On the other hand, the intervention shown to be the most effective at reducing eating disorders symptomatology in girls with body image issues is a cognitive dissonance-based program(2-8), though its level of effectiveness is still not high. Cognitive dissonace-inducing activities involve participants critiquing the thin fashion ideal in the form of written essays, discussions and behavioral exercises. The participants critically think about the thin fashion ideal with respect to its origin, perpetuation, impact, costs related to its pursuit and who profits from it. The bright idea behind the program is that activities that involve critiquing the thin ideal will counter the fashion world promoting the thin ideal, and the resulting psychological discomfort will motivate the participants to find the thin ideal less appealing in order to restore cognitive consistency, which will result in less disordered eating.

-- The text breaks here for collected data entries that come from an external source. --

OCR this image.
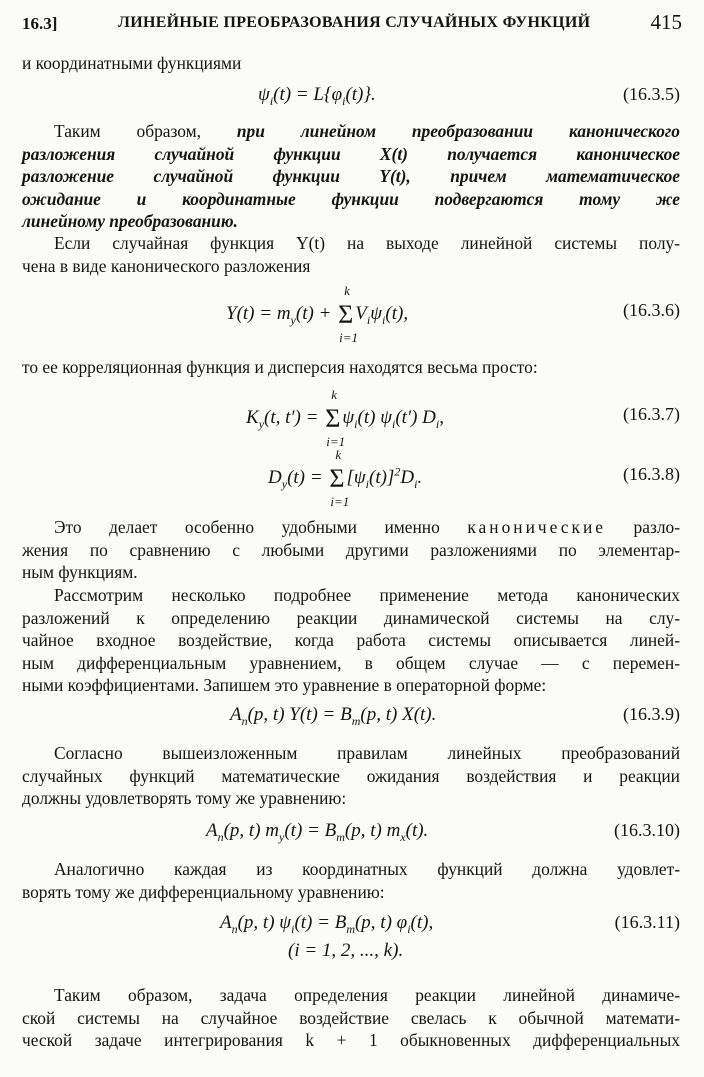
16.3]	ЛИНЕЙНЫЕ ПРЕОБРАЗОВАНИЯ СЛУЧАЙНЫХ ФУНКЦИЙ	415
и координатными функциями
$\psi_i(t) = L\{\varphi_i(t)\}$.	(16.3.5)
Таким образом, при линейном преобразовании канонического
разложения случайной функции X(t) получается каноническое
разложение случайной функции Y(t), причем математическое
ожидание и координатные функции подвергаются тому же
линейному преобразованию.
Если случайная функция Y(t) на выходе линейной системы полу-
чена в виде канонического разложения
$Y(t) = m_y(t) + \Sigma$
k
i=1
$V_i\psi_i(t)$,	(16.3.6)
то ее корреляционная функция и дисперсия находятся весьма просто:
$K_y(t$, t′) = Σ
k
i=1
$\psi_i(t)$ $\psi_i(t')$ $D_i$,	(16.3.7)
$D_y(t) = \Sigma$
k
i=1
$[\psi_i(t)]^2D_i$.	(16.3.8)
Это делает особенно удобными именно канонические разло-
жения по сравнению с любыми другими разложениями по элементар-
ным функциям.
Рассмотрим несколько подробнее применение метода канонических
разложений к определению реакции динамической системы на слу-
чайное входное воздействие, когда работа системы описывается линей-
ным дифференциальным уравнением, в общем случае — с перемен-
ными коэффициентами. Запишем это уравнение в операторной форме:
$A_n(p$, t) $Y(t) = B_m(p$, t) X(t).	(16.3.9)
Согласно вышеизложенным правилам линейных преобразований
случайных функций математические ожидания воздействия и реакции
должны удовлетворять тому же уравнению:
$A_n(p$, t) $m_y(t) = B_m(p$, t) $m_x(t)$.	(16.3.10)
Аналогично каждая из координатных функций должна удовлет-
ворять тому же дифференциальному уравнению:
$A_n(p$, t) $\psi_i(t) = B_m(p$, t) $\varphi_i(t)$,	(16.3.11)
(i = 1, 2, ..., k).
Таким образом, задача определения реакции линейной динамиче-
ской системы на случайное воздействие свелась к обычной математи-
ческой задаче интегрирования k + 1 обыкновенных дифференциальных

Guess what? It should be obvious that imparting knowledge of the influence of gay fashion designers will dovetail with dissonance-inducing activities, and fatally undermine the belief that given the high status and lofty portrayal of skinny high-fashion models in the media, surely people in general find them to be attractive or else they wouldn’t end up where they are. In other words, this site has been on the right track from the beginning.
- Stice, E., and Shaw, H., Eating disorder prevention programs: a meta-analytic review, Psychol Bull, 130, 206 (2004).
- Becker, C. B., Smith, L., and Ciao, A. C., Reducing eating disorder risk factors in sorority members: A randomized trial, Behavior Therapy, 36, 245 (2005).
- Matusek, J. A., Wendt, S. J., and Wiseman, C. V., Dissonance thin-ideal and didactic healthy behavior eating disorder prevention programs: Results from a controlled trial, International Journal of Eating Disorders, 36, 376 (2004).
- Stice, E., Chase, A., Stormer, S., and Appel, A., A randomized trial of a dissonance-based eating disorder prevention program, Int J Eat Disord, 29, 247 (2001).
- Stice, E., Mazotti, L., Weibel, D., and Agras, W. S., Dissonance prevention program decreases thin-ideal internalization, body dissatisfaction, dieting, negative affect, and bulimic symptoms: A preliminary experiment, Int J Eat Disord, 27, 206 (2000).
- Stice, E., Presnell, K., Gau, J., and Shaw, H., Testing mediators of intervention effects in randomized controlled trials: An evaluation of two eating disorder prevention programs, J Consult Clin Psychol, 75, 20 (2007).
- Stice, E., Shaw, H., Burton, E., and Wade, E., Dissonance and healthy weight eating disorder prevention programs: a randomized efficacy trial, J Consult Clin Psychol, 74, 263 (2006).
- Stice, E., Trost, A., and Chase, A., Healthy weight control and dissonance-based eating disorder prevention programs: results from a controlled trial, Int J Eat Disord, 33, 10 (2003).